The picture was very much exaggerated and over-drawn; but as long as the bullet from the rebel’s musket did not come his way, Tom was satisfied with his acting, and hopeful for the future. The man on the shore, full of sympathy for the distressed and exhausted voyager, walked and ran so as to keep up with the refractory barge, which seemed to be spitefully hurling its agonized passenger into the Federal lines, where death and dungeons lurked at every corner.

While this exciting drama was in progress, the stream bore Tom to a sharp bend in the river, where the current set in close to the shore. His attentive guardian on the bank ran ahead, and stationed himself at this point, ready to afford any assistance to the disconsolate navigator which the circumstances might permit.

“Now’s your chance!” shouted he. “Gosh all whittaker! put in now, and do your pootiest!”

Tom adopted this friendly advice, and “put in” with all his might; but the more he “put in,” the more he put out—from the shore, whither the inauspicious eddies were sweeping him. If Tom had not been born in Pinchbrook, and had a home by the sea, where boating is an appreciated accomplishment, he would probably have been borne into the arms of the expectant rebel, or received in his vitals the ounce of cold lead which that gentleman’s musket contained. As it was, he had the skill to do what he seemed not to be doing. Mr. Johnny Reb evidently did not suspect that Tom was “playing ’possum,” as the Tennessee sharpshooters would have expressed it. The voyager’s efforts appeared to be made in good faith; and certainly he applied himself with a degree of zeal and energy which ought to have overcome the inertia of a small gunboat.

The bateau approached the point not more than a rod from the waiting arms of the sympathizing grayback. As it passed, he waded a short distance into the water, and stretched forth his musket to the unhappy voyager. Tom threw down his paddle, and sprang with desperate energy to obtain a hold upon the gun. He even succeeded in grasping the end of the bayonet. For a moment he pulled so hard that it was doubtful whether the bateau would be hauled ashore, or Secesh drawn into the deep water.

“Hold on tight, my boy! Pull for your life!” shouted the soldier, highly excited by the probable success of his philanthropic efforts.

“Save me! Save me!” groaned Tom, as he tugged, or seemed to do so, at the bayonet.

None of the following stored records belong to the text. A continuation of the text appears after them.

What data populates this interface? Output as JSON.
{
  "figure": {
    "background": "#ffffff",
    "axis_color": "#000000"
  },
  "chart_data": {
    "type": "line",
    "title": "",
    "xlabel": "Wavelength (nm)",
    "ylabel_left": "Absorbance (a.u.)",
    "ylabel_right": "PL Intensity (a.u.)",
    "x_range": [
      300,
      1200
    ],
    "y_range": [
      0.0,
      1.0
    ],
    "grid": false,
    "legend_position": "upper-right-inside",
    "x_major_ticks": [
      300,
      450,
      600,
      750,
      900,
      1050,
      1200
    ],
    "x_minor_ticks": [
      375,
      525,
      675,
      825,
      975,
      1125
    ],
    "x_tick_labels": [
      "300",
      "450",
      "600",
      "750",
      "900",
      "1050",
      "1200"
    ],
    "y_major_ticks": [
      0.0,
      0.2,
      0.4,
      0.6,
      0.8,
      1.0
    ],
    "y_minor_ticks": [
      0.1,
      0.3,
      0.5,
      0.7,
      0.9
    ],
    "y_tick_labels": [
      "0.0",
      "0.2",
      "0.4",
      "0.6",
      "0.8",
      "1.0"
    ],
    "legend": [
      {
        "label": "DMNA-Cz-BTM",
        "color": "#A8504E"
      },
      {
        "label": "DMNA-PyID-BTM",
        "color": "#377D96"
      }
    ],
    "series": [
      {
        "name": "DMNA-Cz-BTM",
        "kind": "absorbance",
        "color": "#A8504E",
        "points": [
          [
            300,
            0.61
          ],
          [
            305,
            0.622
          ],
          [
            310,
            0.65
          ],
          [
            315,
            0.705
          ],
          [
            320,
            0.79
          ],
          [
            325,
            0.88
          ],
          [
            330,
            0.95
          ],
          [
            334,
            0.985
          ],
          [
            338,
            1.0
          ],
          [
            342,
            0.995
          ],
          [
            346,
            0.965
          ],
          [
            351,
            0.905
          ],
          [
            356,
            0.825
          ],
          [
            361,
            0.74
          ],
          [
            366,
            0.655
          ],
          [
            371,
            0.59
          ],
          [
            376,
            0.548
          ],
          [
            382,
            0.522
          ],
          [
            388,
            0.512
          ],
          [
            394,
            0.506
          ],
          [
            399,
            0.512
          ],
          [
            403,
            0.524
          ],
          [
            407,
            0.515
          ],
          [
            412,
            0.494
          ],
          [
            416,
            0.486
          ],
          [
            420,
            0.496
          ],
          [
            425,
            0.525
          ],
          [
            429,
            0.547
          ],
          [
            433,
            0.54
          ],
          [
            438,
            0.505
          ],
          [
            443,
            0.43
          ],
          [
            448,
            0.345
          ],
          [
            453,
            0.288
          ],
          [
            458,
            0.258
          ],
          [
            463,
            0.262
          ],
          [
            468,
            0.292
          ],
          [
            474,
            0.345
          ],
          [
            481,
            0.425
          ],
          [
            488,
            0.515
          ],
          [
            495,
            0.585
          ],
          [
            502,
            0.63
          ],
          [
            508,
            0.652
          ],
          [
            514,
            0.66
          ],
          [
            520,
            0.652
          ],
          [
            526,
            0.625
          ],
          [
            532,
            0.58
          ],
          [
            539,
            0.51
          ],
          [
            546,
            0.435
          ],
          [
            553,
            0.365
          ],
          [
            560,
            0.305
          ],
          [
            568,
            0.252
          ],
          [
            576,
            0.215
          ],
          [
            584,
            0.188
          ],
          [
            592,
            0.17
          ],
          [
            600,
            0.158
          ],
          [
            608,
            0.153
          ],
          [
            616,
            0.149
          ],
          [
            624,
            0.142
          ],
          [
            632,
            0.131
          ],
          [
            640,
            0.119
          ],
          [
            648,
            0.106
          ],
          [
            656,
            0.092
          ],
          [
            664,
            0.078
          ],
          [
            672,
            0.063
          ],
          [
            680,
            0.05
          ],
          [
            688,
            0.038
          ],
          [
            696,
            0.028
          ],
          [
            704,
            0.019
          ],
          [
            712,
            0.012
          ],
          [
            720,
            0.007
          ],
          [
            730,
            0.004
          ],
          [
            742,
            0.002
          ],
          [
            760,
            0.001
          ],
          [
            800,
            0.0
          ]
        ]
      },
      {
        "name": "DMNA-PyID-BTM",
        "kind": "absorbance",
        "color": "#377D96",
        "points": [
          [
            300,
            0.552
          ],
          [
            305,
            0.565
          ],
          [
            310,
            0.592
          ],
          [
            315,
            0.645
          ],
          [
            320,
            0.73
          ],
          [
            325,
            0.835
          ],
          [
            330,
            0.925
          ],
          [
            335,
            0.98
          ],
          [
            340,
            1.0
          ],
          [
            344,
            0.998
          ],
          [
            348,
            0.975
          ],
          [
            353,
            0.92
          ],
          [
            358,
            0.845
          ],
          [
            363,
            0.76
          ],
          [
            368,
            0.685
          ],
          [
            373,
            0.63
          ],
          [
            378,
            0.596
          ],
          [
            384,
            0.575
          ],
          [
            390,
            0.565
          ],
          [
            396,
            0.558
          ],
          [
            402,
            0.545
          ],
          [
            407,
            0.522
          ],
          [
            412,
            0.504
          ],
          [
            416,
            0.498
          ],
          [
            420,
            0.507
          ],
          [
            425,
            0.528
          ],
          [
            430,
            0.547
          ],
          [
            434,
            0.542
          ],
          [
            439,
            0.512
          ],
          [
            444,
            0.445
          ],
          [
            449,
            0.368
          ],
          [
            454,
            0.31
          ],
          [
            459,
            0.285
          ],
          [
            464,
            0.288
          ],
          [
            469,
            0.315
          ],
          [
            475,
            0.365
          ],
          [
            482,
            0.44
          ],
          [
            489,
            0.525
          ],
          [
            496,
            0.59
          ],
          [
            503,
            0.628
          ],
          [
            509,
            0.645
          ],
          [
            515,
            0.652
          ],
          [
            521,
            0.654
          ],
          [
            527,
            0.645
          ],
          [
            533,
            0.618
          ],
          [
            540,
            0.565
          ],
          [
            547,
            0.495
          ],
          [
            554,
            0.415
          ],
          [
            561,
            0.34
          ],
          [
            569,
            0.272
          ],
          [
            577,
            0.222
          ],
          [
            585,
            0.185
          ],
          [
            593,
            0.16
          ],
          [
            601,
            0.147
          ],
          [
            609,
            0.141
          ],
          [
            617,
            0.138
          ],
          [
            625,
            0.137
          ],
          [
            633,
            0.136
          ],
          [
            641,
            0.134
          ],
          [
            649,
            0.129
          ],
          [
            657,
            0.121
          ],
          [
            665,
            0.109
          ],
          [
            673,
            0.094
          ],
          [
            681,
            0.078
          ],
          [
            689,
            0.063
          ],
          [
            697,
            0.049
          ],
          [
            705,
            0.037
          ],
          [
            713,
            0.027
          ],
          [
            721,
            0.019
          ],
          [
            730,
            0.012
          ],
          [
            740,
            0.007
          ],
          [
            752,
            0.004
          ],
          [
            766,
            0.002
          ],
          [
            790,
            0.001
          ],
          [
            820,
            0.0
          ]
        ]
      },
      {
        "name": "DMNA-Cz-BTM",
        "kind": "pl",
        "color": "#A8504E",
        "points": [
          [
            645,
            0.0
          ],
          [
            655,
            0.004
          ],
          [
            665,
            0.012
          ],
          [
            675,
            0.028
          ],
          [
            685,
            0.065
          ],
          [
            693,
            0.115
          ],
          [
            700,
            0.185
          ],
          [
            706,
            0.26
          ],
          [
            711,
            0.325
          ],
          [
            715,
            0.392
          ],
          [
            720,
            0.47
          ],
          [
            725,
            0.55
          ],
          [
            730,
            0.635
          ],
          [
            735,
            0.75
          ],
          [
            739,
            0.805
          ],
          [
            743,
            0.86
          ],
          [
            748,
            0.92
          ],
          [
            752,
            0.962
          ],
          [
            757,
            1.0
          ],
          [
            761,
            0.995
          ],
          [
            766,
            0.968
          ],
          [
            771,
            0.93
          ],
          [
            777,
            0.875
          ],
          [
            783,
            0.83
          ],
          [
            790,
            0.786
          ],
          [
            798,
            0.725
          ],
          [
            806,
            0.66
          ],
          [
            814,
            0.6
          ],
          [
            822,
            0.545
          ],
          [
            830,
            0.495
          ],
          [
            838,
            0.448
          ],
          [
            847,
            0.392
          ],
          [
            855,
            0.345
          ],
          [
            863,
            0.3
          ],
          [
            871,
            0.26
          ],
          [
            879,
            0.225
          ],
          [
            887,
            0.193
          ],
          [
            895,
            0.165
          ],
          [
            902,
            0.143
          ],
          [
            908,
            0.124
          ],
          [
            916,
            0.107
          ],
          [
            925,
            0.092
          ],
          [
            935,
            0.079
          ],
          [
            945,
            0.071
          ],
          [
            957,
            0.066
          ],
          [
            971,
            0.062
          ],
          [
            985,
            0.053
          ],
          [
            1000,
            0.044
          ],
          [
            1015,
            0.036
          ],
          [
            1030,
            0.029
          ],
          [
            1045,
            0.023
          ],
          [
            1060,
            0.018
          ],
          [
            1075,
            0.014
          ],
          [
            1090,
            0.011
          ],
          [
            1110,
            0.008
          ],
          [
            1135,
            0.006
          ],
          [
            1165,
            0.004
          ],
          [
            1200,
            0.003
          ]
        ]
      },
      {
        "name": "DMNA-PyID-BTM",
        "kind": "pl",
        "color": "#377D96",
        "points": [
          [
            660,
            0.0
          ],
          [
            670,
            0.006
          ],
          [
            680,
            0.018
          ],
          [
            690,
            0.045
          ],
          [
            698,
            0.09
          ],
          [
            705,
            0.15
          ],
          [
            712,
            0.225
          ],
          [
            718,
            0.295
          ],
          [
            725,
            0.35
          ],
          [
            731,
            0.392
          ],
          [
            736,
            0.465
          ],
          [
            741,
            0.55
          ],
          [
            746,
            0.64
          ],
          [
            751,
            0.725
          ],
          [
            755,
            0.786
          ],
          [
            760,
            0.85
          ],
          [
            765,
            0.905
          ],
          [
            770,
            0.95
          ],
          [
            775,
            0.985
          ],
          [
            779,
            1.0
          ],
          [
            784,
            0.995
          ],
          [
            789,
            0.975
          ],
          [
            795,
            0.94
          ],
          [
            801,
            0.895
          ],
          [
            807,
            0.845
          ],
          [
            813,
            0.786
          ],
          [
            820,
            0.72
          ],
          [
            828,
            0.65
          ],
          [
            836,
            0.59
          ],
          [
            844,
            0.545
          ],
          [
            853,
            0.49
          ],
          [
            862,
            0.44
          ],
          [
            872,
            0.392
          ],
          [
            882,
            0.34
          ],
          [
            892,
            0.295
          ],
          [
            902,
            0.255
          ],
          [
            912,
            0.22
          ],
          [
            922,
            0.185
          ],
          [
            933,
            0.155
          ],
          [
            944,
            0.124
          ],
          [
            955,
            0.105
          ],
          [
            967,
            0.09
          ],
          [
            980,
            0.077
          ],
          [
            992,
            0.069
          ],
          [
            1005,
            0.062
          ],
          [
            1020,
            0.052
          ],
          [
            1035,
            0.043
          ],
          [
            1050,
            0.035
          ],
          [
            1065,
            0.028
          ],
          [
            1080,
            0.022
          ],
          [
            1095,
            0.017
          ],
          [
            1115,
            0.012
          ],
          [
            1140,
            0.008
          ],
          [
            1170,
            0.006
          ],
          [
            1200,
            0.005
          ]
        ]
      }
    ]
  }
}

Then, while the united exertions of the saver and the saved, in anticipation, were on the very point of being successful, the polished steel of the bayonet unaccountably slipped through the fingers of Tom, and the bateau was borne off towards the opposite shore.

“Save me! Save me,” cried Tom again, in tones more piteous than ever.

“What d’ye let go fur?” said the grayback, indignantly, as his musket, which he had held by the tip end of the stock, dropped into the water, when Tom let go of the bayonet.